(CN) - The Paiute-Shoshone Indians cannot sue Los Angeles over a land dispute dating back to the 1930s because the tribe gave up its right to sue over the fishy land exchange 60 years ago, the 9th Circuit ruled Monday.
The federal appeals panel in San Francisco affirmed a lower court's dismissal of a lawsuit brought by the Paiute-Shoshone Indians of the Bishop Community of the Bishop Colony, who claimed that the United States illegally took their land in 1937 in an exchange with the city.
Members of the tribe had lived in the Owens Valley, now in California's Inyo County, for centuries when settlers began moving into the area in the late 19th century, according to the ruling.

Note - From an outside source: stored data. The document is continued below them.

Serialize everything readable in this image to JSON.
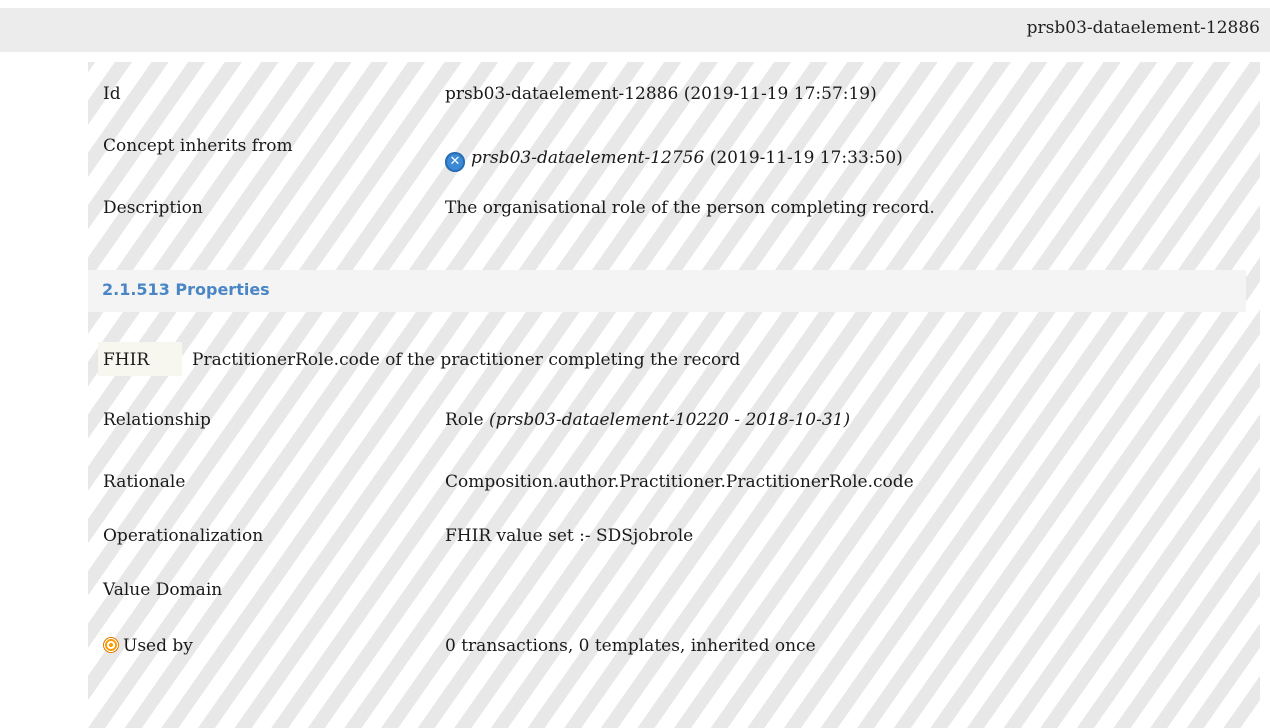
{
  "header": {
    "crumb": "prsb03-dataelement-12886"
  },
  "details": {
    "id_label": "Id",
    "id_value": "prsb03-dataelement-12886 (2019-11-19 17:57:19)",
    "inherits_label": "Concept inherits from",
    "inherits_link": "prsb03-dataelement-12756",
    "inherits_date": "(2019-11-19 17:33:50)",
    "description_label": "Description",
    "description_value": "The organisational role of the person completing record."
  },
  "properties": {
    "heading": "2.1.513 Properties",
    "fhir_label": "FHIR",
    "fhir_text": "PractitionerRole.code of the practitioner completing the record",
    "relationship_label": "Relationship",
    "relationship_value": "Role",
    "relationship_ref": "(prsb03-dataelement-10220 - 2018-10-31)",
    "rationale_label": "Rationale",
    "rationale_value": "Composition.author.Practitioner.PractitionerRole.code",
    "operationalization_label": "Operationalization",
    "operationalization_value": "FHIR value set :- SDSjobrole",
    "value_domain_label": "Value Domain",
    "used_by_label": "Used by",
    "used_by_value": "0 transactions, 0 templates, inherited once"
  },
  "icons": {
    "inherits": "close-circle-icon",
    "used_by": "target-icon"
  },
  "colors": {
    "heading": "#4a86c5",
    "inherit_icon": "#3a8ad6",
    "used_by_icon": "#ff9a00"
  }
}
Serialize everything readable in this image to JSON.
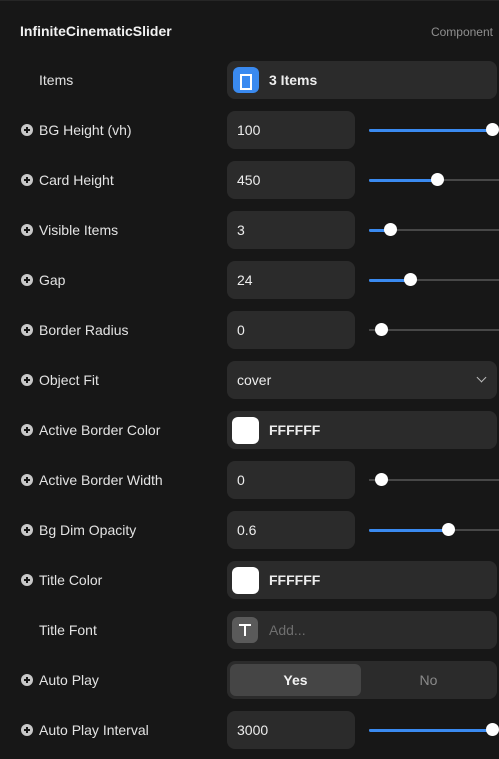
{
  "header": {
    "title": "InfiniteCinematicSlider",
    "tag": "Component"
  },
  "accent_color": "#3a8af0",
  "rows": {
    "items": {
      "label": "Items",
      "icon": "array-icon",
      "value": "3 Items"
    },
    "bg_height": {
      "label": "BG Height (vh)",
      "value": "100",
      "slider_fraction": 1.0
    },
    "card_height": {
      "label": "Card Height",
      "value": "450",
      "slider_fraction": 0.5
    },
    "visible_items": {
      "label": "Visible Items",
      "value": "3",
      "slider_fraction": 0.08
    },
    "gap": {
      "label": "Gap",
      "value": "24",
      "slider_fraction": 0.26
    },
    "border_radius": {
      "label": "Border Radius",
      "value": "0",
      "slider_fraction": 0.0
    },
    "object_fit": {
      "label": "Object Fit",
      "value": "cover"
    },
    "active_border_color": {
      "label": "Active Border Color",
      "value": "FFFFFF",
      "swatch": "#ffffff"
    },
    "active_border_width": {
      "label": "Active Border Width",
      "value": "0",
      "slider_fraction": 0.0
    },
    "bg_dim_opacity": {
      "label": "Bg Dim Opacity",
      "value": "0.6",
      "slider_fraction": 0.6
    },
    "title_color": {
      "label": "Title Color",
      "value": "FFFFFF",
      "swatch": "#ffffff"
    },
    "title_font": {
      "label": "Title Font",
      "placeholder": "Add..."
    },
    "auto_play": {
      "label": "Auto Play",
      "options": [
        "Yes",
        "No"
      ],
      "selected": "Yes"
    },
    "auto_play_interval": {
      "label": "Auto Play Interval",
      "value": "3000",
      "slider_fraction": 1.0
    }
  }
}
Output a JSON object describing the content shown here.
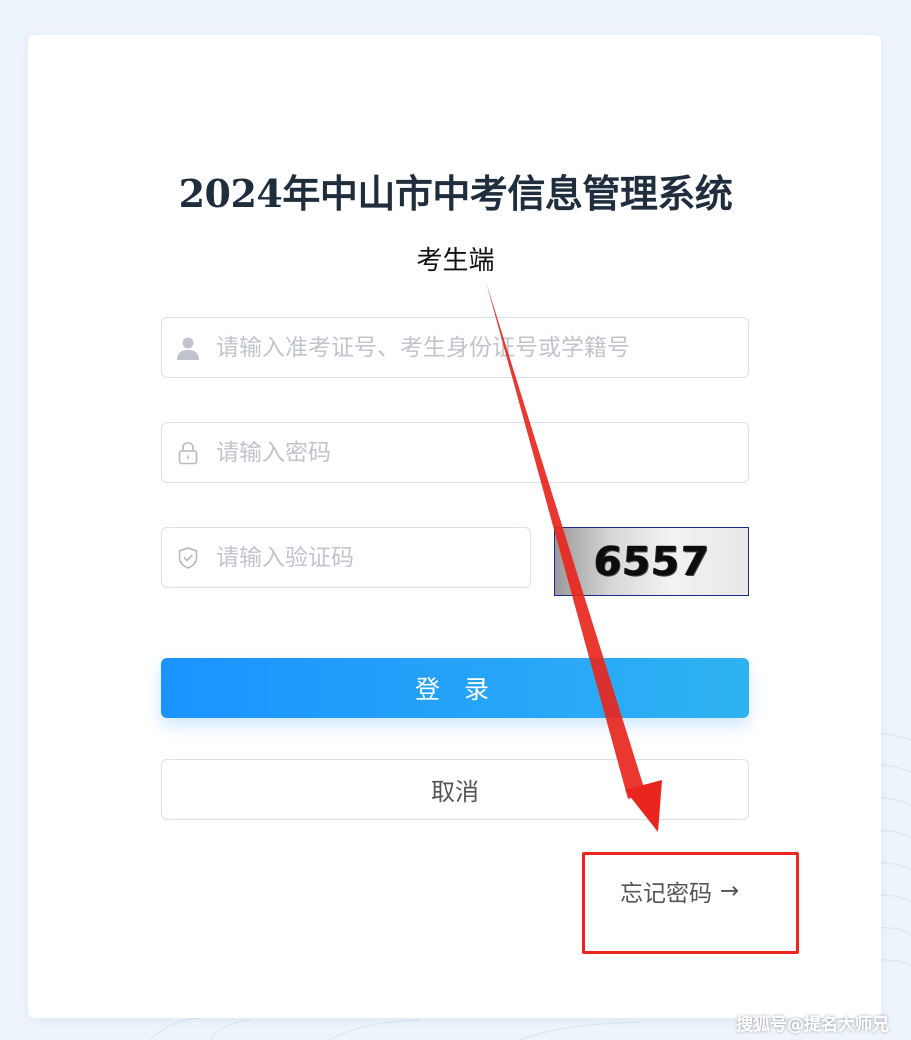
{
  "header": {
    "title": "2024年中山市中考信息管理系统",
    "subtitle": "考生端"
  },
  "form": {
    "username_placeholder": "请输入准考证号、考生身份证号或学籍号",
    "password_placeholder": "请输入密码",
    "code_placeholder": "请输入验证码",
    "captcha_text": "6557",
    "username_icon": "user-icon",
    "password_icon": "lock-icon",
    "code_icon": "shield-icon"
  },
  "actions": {
    "login_label": "登 录",
    "cancel_label": "取消",
    "forgot_label": "忘记密码",
    "forgot_arrow": "→"
  },
  "annotation": {
    "color": "#e8261e"
  },
  "watermark": "搜狐号@提名大师兄",
  "colors": {
    "accent": "#1a93ff",
    "background": "#eef4fb"
  }
}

To protect the tribe, the United States purchased about 1,030 acres of land in 1924 and held it in trust for the Bishop Colony. In 1937, the United States exchanged 3,126 acres - including the acreage held in trust for the tribe - with the city of Los Angeles for 1,511 acres of city land in the Owens Valley.
The tribe contends that this exchange was illegal. They claim that agents of the Federal Bureau of Indian Affairs gathered 211 signatures of tribal members who allegedly approved the exchange, but that 187 of the signatures "were written on blank pieces of paper," according to the ruling, and that the remaining 24 signatures were "written on term sheets bearing a 'grossly insufficient description' of the particulars of the exchange."
The tribe also claims that the United States completed the exchange without attaching water rights to the land, and that "the parties had insufficient evidence from which to conclude that they were exchanging rights of equivalent value because the appraisals did not include the value of the water rights," the ruling states.
Nonetheless, the United States handed over the Bishop Colony land to the city in 1941 and barred tribal members from living there. In 2006, the tribe sued the city in Fresno, Calif., requesting an order ejecting the city from the land and restoring title to the Bishop Colony.
U.S. Senior District Judge Oliver Wanger dismissed the case, finding that the rules of procedure required tribe to have named the United States as a party but that the government could not join the case at that stage.
On appeal, the three-judge appeals panel agreed with the District Court, ruling that the United States could not now become a party to the suit because the tribe had given up its right to sue way back in 1951. The 1946 Indian Claims Commission Act (ICCA) created an executive tribunal to hear all tribal claims against the United States. Tribes had five years to file a claim, and any claim not filed within that period could never be raised again, the panel found.
"We hold that the United States cannot feasibly be joined in this action because the ICCA provided the exclusive remedy for plaintiff's claim but plaintiff failed to avail itself of that remedy," Judge Susan Graber wrote for the panel. "According to plaintiff's complaint, it had a ripe claim against the United States by 1941, when the United States finalized its land exchange with the city, yet plaintiff failed to file a claim with the commission before 1951, the year in which the ICCA's statute of limitations expired. In those circumstances, the ICCA states unequivocally that no court may adjudicate plaintiff's claim. The District Court therefore lacks jurisdiction over plaintiff's untimely claim against the United States."